STF ADI 7661
PROCESSUALAÇÃO DIRETA DE INCONSTITUCIONALIDADE. ATOS NORMATIVOS DO ESTADO DO MATO GROSSO. VIOLAÇÃO AO ART. 132 DA CONSTITUIÇÃO FEDRAL. UNICIDADE ORGÂNICA DAS PROCURADORIAS-GERAIS DOS ESTADOS E DO DISTRITO FEDERAL. REPRESENTAÇÃO JUDICIAL E CONSULTORIA JURÍDICA DAS PESSOAS DE DIREITO PÚBLICO ESTADUAL COMO ATIVIDADES EXCLUSIVAS DOS PROCURADORES DO ESTADO. AÇÃO JULGADA PARCIALMENTE PROCEDENTE.
I. CASO EM EXAME
1. A Ação Direta tem como objeto uma multiplicidade de atos normativos estaduais e que apresentam previsões diversas, que podem ser agrupadas da seguinte maneira: (i) criação de cargo de Advogado; (ii) criação de órgão de representação judicial e de assessoramento jurídico; (iii) atribuição de funções jurídicas para cargos técnicos de outras especialidades. Tais previsões referem-se a órgãos da Administração Direta estadual e a entidades autárquicas estaduais.
II. QUESTÃO EM DISCUSSÃO
2. Concepção de “unicidade”, nos termos do art. 132 da Constituição Federal e definição dos limites que o texto constitucional apresenta para os Estados e para o Distrito Federal modelarem as suas respectivas estruturas jurídicas de representação judicial e de consultoria.
III. RAZÕES DE DECIDIR
3. A jurisprudência da CORTE, ao interpretar as normas atinentes à organização da Advocacia Pública dos Estados e do Distrito Federal, delimitou que: (a) as atividades de consultoria e de representação em juízo devem ser organizadas, no âmbito de cada ente político, em um órgão e carreiras centralizados, afastada a possibilidade de instituição de estrutura plural, vigente o princípio da unicidade; e (b) compete a esses órgãos e carreiras, com exclusividade, o exercício das atividades de consultoria e representação em juízo, vedada a atribuição desses misteres a outras estruturas administrativas não compreendidas nas Procuradorias dos Estados.
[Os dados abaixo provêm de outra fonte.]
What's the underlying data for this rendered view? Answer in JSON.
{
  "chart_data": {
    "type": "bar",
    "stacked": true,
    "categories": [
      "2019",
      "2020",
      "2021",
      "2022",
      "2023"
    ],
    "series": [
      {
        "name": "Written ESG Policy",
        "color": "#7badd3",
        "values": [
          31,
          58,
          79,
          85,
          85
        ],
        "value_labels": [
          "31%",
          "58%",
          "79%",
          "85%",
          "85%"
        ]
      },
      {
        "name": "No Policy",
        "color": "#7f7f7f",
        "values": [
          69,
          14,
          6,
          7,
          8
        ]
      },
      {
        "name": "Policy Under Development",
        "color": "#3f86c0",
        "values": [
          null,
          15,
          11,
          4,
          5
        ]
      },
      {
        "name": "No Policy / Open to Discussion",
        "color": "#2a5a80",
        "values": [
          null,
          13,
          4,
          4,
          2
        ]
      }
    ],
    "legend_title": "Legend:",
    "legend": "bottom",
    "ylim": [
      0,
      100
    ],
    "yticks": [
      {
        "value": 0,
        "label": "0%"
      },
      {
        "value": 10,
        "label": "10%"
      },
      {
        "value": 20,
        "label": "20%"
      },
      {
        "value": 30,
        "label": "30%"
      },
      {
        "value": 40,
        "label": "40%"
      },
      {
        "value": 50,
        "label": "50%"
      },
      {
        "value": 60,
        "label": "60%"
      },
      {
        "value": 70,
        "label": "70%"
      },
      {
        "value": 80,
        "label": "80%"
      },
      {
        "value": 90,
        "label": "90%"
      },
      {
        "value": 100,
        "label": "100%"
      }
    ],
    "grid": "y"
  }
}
4. A Constituição Federal admite, excepcionalmente, a manutenção de órgãos de consultoria apartados das Procuradorias-Gerais, desde que preexistentes à promulgação da Constituição de 1988 (art. 69 do ADCT). Regra de transitoriedade.
5. Além do art. 69 do ADCT, as exceções à unicidade restringem-se às estruturas nos Tribunais de Contas e nas Assembleias Legislativas para a defesa de suas próprias competências ou para assessoramento interno; às procuradorias em universidades estaduais e à contratação de advogados privados em situações muito peculiares, o que não se verifica em relação às normas estaduais impugnadas.
IV. DISPOSITIVO E TESE
6. Ação Direta julgada parcialmente procedente, com modulação dos efeitos da decisão.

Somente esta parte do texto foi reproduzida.